Pada hari Minggu, 31 Mei 2026 lalu, telah terjadi sebuah insiden ledakan yang berlangsung di kawasan Kompleks Perikanan Biak, Papua.
Ajun Komisaris Besar Ari Trestiawan, selaku Kapolres Biak Numfor, mengungkapkan bahwa sumber ledakan tersebut berasal dari bom bekas peninggalan periode Perang Dunia II yang terletak di sekitar lokasi kejadian.

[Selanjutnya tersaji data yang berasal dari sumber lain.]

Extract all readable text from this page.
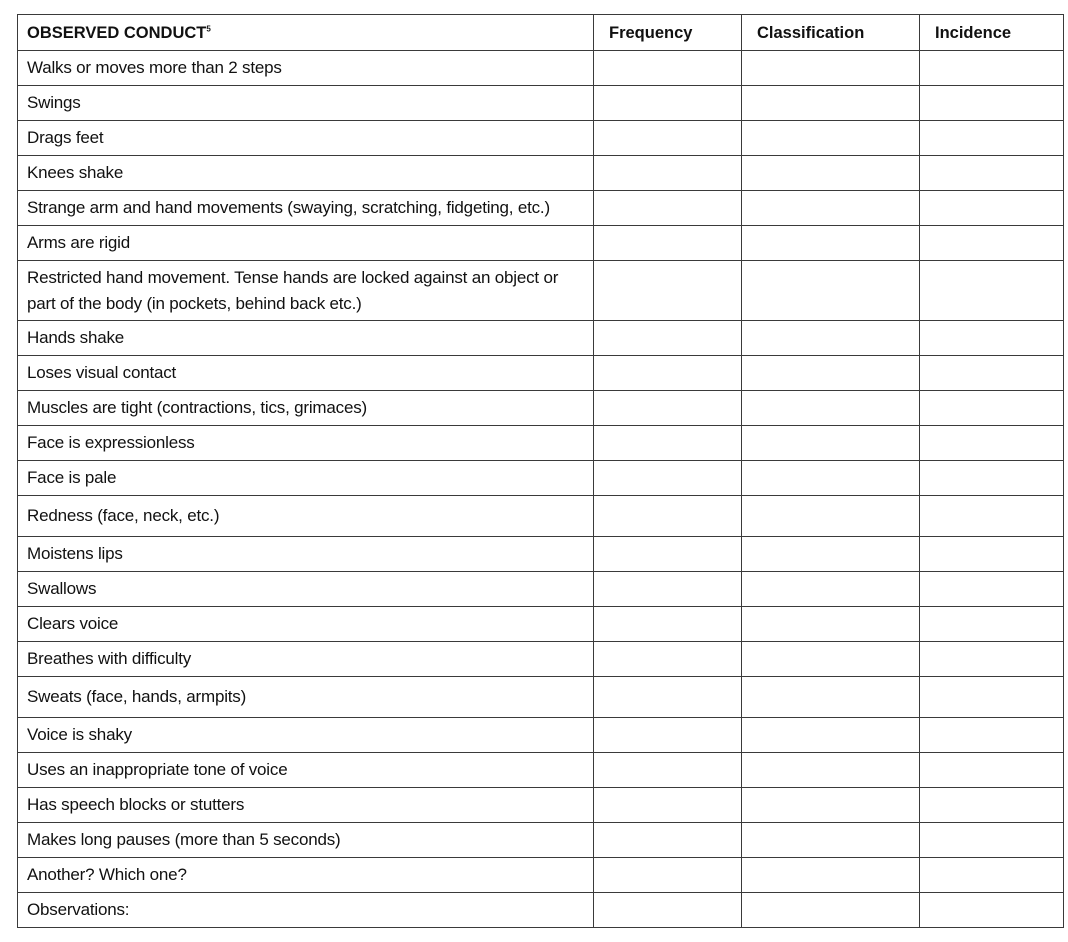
OBSERVED CONDUCT$^5$	Frequency	Classification	Incidence
Walks or moves more than 2 steps			
Swings			
Drags feet			
Knees shake			
Strange arm and hand movements (swaying, scratching, fidgeting, etc.)			
Arms are rigid			
Restricted hand movement. Tense hands are locked against an object or part of the body (in pockets, behind back etc.)			
Hands shake			
Loses visual contact			
Muscles are tight (contractions, tics, grimaces)			
Face is expressionless			
Face is pale			
Redness (face, neck, etc.)			
Moistens lips			
Swallows			
Clears voice			
Breathes with difficulty			
Sweats (face, hands, armpits)			
Voice is shaky			
Uses an inappropriate tone of voice			
Has speech blocks or stutters			
Makes long pauses (more than 5 seconds)			
Another? Which one?			
Observations:			
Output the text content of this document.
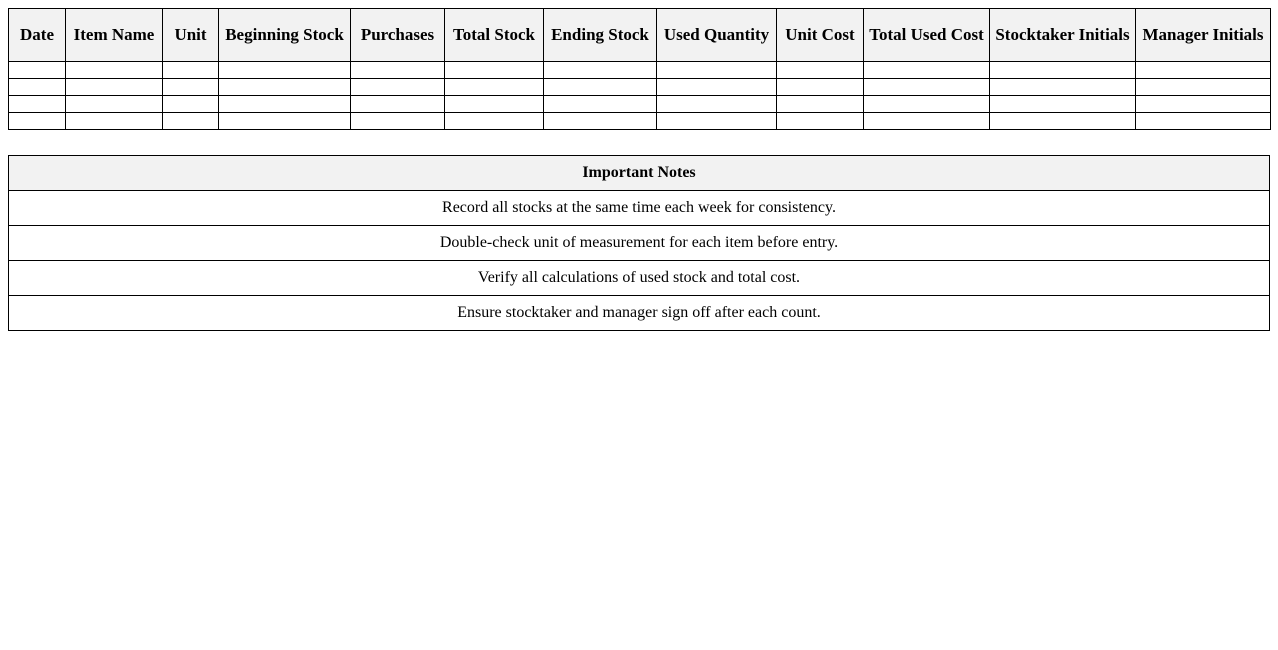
Date	Item Name	Unit	Beginning Stock	Purchases	Total Stock	Ending Stock	Used Quantity	Unit Cost	Total Used Cost	Stocktaker Initials	Manager Initials

Important Notes
Record all stocks at the same time each week for consistency.
Double-check unit of measurement for each item before entry.
Verify all calculations of used stock and total cost.
Ensure stocktaker and manager sign off after each count.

Mengutip Tempo.co, dalam insiden ledakan tersebut, setidaknya terdapat sebanyak lima warga tewas serta tiga orang lainnya dilaporkan menghilang.
Selain itu, peristiwa ledakan yang terjadi di wilayah tersebut juga dikabarkan telah memberikan sejumlah kerusakan terhadap empat kediaman milik warga setempat.
“Saat ini Polres Biak Numfor bersama Brimob Polda Papua, Kodim Biak Numfor, Satuan Polisi Pamong Praja, dan Basarnas masih melakukan pencarian terhadap korban,” ucap Ari, hari Minggu malam, dilansir dari Antara dalam laman Tempo.co.
Pada saat setelah berlangsungnya insiden ledakan itu, Ari menyampaikan bahwa kelima orang korban tewas telah dievakuasi dan dibawa menuju ke Rumah Sakit Umum Daerah atau RSUD Biak.
Kemudian, pihak kepolisian dilaporkan juga telah memasang garis polisi di sekitar lokasi kejadian sebagai salah satu upaya untuk mengantisipasi kemungkinan adanya bom bekas Perang Dunia II lainnya.
Dinukil dari Tempo.co, saat ini tim gabungan tengah melakukan proses pencarian terhadap tiga korban terdampak insiden ledakan itu yang masih belum ditemukan.
“Saat ini anggota masih berjaga di sekitar tempat kejadian perkara,” ungkap Ari, dilansir dari Tempo.co.